Having the director of the FBI quit in the middle of all
this feels like watching a cop get overrun by looters during a riot. Numerous
writers have tried to put their fingers on the full-spectrum norms-implosion in
the country’s zeitgeist right now—the “great
upheaval,” “decivilization”—but
whatever you call it, there is a sense that Americans have sized up
various Chesterton
fences protecting political and cultural institutions and are spoiling to
kick those suckers over just to see what happens. Which should make
conservatives very nervous.
But maybe it was inevitable. We’re in a post-pandemic
era, when Americans have a history of challenging restraints on behavior.
The Roaring Twenties have traditionally been understood
as a reaction to the global flu pandemic of 1918 to 1920. Americans dealt with
their grief by cutting loose—drinking, jazz, flappers, etc. Survivors of the
plague had learned the hard way to appreciate the joy of living and leaned into
it. An ethos of carpe diem led to relaxed morals in pursuit of pleasure.

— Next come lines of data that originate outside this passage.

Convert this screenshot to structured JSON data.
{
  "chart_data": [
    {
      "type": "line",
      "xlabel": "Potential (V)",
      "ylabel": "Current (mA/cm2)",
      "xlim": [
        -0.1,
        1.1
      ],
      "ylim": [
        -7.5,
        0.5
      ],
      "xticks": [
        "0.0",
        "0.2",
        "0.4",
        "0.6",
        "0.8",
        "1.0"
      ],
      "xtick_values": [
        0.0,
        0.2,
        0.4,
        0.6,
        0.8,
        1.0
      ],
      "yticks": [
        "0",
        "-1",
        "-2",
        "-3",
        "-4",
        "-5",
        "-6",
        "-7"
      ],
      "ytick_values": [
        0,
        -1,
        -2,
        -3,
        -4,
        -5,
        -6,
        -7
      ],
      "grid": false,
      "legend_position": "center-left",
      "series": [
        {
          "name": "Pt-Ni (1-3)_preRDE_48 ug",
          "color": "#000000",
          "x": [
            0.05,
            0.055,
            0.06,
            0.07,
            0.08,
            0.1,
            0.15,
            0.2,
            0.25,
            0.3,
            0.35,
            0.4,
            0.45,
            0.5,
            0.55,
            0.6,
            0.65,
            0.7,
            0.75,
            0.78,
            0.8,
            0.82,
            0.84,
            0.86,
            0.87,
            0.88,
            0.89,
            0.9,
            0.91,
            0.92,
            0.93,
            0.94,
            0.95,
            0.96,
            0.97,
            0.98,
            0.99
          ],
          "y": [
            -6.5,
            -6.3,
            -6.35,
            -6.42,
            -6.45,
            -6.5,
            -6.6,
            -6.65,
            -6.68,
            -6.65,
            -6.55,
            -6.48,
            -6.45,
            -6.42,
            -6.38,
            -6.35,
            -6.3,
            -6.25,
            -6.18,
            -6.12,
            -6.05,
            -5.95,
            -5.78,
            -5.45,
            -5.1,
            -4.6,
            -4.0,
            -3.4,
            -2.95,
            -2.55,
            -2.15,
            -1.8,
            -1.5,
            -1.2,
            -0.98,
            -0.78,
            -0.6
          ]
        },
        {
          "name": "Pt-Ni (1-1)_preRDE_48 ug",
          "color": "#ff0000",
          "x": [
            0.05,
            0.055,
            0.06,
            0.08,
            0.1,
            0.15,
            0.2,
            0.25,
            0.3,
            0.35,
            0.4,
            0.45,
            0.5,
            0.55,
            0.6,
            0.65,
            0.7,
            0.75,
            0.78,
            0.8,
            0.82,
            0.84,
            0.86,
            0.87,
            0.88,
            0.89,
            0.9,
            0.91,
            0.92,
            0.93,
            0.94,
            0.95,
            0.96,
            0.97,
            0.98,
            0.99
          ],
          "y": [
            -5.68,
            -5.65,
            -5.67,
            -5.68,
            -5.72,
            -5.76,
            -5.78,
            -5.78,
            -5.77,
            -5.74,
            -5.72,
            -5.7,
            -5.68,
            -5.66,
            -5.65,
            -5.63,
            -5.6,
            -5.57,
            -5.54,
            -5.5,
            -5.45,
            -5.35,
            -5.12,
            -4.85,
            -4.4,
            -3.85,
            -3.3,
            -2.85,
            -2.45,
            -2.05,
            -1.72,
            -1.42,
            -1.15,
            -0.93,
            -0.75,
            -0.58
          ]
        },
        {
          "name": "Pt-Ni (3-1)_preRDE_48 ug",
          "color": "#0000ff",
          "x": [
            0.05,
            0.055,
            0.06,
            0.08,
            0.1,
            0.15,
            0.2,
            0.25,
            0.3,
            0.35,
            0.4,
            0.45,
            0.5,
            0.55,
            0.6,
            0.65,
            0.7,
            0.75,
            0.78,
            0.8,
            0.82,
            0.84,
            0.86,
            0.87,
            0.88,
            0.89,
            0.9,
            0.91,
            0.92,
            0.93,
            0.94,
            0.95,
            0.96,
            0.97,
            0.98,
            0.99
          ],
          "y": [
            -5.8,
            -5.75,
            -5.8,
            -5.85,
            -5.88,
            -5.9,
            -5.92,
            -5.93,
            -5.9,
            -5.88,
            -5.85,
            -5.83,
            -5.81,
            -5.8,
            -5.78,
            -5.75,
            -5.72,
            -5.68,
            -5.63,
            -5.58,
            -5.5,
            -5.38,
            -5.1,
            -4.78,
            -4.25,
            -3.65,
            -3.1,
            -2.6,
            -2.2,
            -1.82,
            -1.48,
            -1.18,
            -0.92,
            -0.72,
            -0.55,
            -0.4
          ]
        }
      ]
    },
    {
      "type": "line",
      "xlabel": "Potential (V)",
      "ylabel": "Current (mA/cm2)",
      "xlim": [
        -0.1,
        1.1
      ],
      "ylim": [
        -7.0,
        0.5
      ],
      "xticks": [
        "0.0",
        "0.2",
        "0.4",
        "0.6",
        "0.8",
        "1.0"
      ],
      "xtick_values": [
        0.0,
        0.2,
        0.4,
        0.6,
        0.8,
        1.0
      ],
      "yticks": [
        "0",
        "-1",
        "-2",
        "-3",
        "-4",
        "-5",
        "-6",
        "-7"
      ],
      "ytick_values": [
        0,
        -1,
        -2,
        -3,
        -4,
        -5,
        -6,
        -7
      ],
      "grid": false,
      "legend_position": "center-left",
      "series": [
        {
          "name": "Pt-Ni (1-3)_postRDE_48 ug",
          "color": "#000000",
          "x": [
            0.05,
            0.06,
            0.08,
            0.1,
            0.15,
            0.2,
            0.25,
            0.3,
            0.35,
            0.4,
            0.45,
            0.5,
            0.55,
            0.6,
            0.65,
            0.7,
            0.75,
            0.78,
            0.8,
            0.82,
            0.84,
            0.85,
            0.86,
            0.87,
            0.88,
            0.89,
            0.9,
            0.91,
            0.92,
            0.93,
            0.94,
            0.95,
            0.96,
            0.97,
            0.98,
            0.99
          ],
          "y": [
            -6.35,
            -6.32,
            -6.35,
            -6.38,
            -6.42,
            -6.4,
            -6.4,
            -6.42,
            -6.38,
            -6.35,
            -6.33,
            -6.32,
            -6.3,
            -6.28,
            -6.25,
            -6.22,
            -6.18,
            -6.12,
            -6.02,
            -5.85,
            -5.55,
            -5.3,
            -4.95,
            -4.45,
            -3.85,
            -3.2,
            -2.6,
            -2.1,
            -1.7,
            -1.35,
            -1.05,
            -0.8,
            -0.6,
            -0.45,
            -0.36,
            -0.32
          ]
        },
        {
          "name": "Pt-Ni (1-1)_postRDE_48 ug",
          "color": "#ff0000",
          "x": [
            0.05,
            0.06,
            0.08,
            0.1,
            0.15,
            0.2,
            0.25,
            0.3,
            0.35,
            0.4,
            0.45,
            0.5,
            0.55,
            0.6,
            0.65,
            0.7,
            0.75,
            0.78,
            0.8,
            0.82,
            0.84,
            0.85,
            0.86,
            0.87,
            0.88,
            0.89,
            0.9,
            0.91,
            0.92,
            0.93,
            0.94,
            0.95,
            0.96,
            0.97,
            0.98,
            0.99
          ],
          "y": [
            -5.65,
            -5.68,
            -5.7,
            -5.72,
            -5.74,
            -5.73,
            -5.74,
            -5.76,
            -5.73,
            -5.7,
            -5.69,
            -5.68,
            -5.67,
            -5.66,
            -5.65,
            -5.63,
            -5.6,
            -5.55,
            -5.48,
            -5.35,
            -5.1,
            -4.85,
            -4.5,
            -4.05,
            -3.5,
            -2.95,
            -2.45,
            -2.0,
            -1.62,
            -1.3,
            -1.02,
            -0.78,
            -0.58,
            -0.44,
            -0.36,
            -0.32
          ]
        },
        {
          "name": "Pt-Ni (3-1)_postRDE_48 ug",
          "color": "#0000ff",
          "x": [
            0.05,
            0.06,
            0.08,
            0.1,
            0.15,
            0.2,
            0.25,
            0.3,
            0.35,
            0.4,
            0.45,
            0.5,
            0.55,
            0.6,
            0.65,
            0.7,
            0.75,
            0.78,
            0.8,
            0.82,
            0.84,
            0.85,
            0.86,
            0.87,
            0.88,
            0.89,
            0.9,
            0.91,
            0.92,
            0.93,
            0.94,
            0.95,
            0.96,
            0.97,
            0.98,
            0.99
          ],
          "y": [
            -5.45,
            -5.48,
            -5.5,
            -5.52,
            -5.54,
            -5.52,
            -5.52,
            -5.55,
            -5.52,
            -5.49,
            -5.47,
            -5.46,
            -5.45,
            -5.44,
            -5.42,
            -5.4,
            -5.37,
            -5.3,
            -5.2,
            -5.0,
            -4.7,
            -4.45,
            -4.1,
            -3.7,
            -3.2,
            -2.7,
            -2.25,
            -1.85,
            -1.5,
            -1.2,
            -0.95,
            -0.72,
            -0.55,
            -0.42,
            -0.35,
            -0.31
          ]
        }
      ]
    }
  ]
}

That’s not what the aftermath of COVID has felt like so
far, though.
We’re years away from having solid data on big
post-pandemic trends but hedonistic pursuits among young Americans were trending
downward
across
the board at last check. The easy explanations for that are the internet, romantic
friction between less-educated men and more-educated women, and the modern
preoccupation with “wellness.” Young adults aren’t socializing in person as
much as they used to and may be more willing to resist common vices (well, some
vices) than their grandparents did due to greater conscientiousness about
health. The joie de vivre we’d expect after a global health crisis isn’t
there the way it was after the Spanish flu.
Americans haven’t become more physically hedonistic after
COVID, I don’t think, but they sure do seem to be becoming more politically
hedonistic. Hero killers, presidential felons, crony pardons, naked
political patronage, a fractured
media Tower of Babel, jailbreaks everywhere you turn: Maybe this
post-pandemic era is America’s Joker era, where everyone loots what they can
and gloms onto some anti-hero to justify it.
That’s why I said earlier that I think many of us would
have enjoyed watching Trump fire Christopher Wray irrespective of any
grievances they might have against the FBI. In Joker America, the criminal
firing the cop is something to savor for its own sake.
Christopher Wray is done with all of it. Good for him.